The covenant unfolds through Isaac and Jacob, Abram’s sons, but its ultimate fulfillment comes in Jesus Christ,
the true Son of promise, through whom the blessing of Abraham finally reaches all nations—God entering the world to bring that blessing to the nations.
In Christ, we become the covenant people God promised from the beginning—marked not by circumcision, but by the Spirit, and invited into the same faithful walk Abraham began.
God rerouted Abram’s life. Abraham learns to trust God’s promise over time; and Abraham’s faith—imperfect but real—becomes a model in Scripture.
I’ve told you a little about how God rerouted my life. How has God rerouted your life?

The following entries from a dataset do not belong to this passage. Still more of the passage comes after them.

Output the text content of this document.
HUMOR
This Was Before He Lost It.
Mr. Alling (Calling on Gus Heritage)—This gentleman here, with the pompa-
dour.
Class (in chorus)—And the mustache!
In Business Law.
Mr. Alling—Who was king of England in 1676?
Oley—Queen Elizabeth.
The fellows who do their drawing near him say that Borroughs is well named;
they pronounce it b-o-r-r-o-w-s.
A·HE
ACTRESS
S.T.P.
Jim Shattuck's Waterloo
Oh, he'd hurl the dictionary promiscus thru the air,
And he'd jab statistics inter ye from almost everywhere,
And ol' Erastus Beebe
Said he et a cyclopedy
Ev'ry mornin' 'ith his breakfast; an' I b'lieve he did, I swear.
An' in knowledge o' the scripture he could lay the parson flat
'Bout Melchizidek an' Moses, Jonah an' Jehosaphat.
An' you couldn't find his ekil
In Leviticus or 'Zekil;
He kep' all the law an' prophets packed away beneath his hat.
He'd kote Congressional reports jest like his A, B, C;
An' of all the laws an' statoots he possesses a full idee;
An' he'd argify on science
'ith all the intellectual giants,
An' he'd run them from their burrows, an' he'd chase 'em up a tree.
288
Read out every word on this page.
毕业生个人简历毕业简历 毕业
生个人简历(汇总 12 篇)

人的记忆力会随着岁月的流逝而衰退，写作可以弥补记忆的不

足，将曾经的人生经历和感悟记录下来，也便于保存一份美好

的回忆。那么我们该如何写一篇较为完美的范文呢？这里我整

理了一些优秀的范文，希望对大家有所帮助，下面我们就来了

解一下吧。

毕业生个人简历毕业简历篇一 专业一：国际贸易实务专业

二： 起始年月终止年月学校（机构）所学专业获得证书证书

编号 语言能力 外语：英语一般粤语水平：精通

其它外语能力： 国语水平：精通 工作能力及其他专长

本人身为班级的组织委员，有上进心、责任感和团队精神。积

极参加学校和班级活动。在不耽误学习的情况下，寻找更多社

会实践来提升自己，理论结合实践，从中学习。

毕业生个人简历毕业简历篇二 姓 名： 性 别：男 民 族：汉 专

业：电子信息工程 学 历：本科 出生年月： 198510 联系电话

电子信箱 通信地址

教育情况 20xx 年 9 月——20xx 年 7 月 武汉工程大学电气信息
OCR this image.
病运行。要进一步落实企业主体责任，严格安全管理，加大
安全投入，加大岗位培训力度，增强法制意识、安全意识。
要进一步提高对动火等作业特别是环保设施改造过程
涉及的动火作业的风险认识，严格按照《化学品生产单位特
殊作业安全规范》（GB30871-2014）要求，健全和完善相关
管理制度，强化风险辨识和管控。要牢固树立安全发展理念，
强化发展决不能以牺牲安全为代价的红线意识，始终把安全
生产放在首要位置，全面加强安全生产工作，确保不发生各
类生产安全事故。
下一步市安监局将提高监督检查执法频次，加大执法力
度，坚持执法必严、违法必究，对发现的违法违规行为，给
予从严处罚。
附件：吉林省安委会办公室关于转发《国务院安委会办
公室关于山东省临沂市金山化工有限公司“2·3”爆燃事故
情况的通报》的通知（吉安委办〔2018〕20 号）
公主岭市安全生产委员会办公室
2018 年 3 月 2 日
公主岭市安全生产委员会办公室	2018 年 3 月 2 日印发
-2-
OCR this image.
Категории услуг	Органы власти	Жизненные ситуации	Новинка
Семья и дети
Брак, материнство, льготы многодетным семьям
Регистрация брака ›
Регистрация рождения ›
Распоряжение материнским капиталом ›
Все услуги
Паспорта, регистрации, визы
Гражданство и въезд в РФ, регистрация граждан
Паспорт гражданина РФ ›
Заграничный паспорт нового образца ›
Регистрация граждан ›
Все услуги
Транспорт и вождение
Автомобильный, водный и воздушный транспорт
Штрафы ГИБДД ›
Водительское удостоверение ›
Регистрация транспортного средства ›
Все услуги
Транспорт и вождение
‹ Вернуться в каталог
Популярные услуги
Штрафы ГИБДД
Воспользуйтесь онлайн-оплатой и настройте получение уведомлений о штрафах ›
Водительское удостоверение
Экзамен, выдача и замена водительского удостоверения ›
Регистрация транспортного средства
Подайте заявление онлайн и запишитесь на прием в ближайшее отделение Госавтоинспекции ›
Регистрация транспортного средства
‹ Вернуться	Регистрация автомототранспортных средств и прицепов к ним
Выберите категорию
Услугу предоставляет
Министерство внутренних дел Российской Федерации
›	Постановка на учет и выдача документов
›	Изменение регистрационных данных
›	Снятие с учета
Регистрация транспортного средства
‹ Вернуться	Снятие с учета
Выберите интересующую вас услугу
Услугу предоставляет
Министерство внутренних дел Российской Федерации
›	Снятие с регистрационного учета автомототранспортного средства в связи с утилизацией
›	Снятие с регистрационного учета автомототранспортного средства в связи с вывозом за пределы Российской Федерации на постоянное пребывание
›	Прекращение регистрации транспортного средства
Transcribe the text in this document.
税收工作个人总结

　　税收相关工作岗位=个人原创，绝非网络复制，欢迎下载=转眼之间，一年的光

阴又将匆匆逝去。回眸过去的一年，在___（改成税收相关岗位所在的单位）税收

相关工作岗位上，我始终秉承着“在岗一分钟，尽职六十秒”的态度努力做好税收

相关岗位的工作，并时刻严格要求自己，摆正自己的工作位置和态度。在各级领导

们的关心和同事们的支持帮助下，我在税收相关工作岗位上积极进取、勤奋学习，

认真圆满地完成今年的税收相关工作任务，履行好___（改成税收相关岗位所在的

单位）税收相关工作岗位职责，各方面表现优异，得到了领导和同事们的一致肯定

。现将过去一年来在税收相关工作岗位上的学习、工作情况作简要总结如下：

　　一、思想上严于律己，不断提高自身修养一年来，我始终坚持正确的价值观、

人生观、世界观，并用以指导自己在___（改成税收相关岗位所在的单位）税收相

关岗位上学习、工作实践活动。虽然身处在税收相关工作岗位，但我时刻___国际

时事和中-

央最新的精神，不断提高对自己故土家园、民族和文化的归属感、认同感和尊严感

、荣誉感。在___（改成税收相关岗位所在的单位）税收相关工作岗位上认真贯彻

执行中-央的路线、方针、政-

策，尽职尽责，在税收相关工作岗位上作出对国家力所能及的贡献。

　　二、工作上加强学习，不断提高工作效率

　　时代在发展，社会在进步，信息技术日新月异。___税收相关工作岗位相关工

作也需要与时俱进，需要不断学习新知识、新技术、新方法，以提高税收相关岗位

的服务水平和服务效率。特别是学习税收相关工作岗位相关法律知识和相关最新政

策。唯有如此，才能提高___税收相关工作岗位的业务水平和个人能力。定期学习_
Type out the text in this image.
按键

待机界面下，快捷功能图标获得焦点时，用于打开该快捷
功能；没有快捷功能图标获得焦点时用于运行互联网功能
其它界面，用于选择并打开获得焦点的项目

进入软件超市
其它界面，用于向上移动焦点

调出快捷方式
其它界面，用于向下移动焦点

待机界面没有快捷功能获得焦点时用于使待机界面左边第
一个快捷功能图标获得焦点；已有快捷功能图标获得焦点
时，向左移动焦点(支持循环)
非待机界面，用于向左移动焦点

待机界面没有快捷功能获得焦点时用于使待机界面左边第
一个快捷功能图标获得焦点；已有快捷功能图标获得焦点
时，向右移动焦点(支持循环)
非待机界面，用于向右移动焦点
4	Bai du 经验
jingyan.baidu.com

How might God currently be rerouting your life, shifting you from self-made direction to God-given direction, in order to bring greater glory to Himself, in order to bring blessing to those around you,
in order to bring the knowledge of the risen Saviour, whose birth we have just celebrated at Christmas?
Finally, I want to leave you with a call on this first Sunday of the year, for you to consider in your own time. You should be able to find this in this week’s daily devotional guide.
Name one “leaving” God is asking of you (a security, a pattern, a fear).
Name one “going” step (one act of obedience in the next 7 days).
Name one “blessing” target (one person or place you will intentionally serve).
Let’s pray. Lord Jesus, You are the King of kings and the Lord of lords. You are the most high King of the universe. Our lives matter to you.
Thank you that you proved this when you went to the cross for us, to reconcile us to God. And you call us afresh to follow you into this new year. We desire to do so. We desire to hear Your voice as You speak.
We want to obey you and thereby demonstrate that we love you because You first loved us. Walk with us, Lord Jesus, into the unknown of this year, and give us the faith to believe that You are with us in this journey - whatever the valleys, whatever the mountains.
You are with us and in us by your Holy Spirit. We thank you for this reality. In Your perfect name we pray.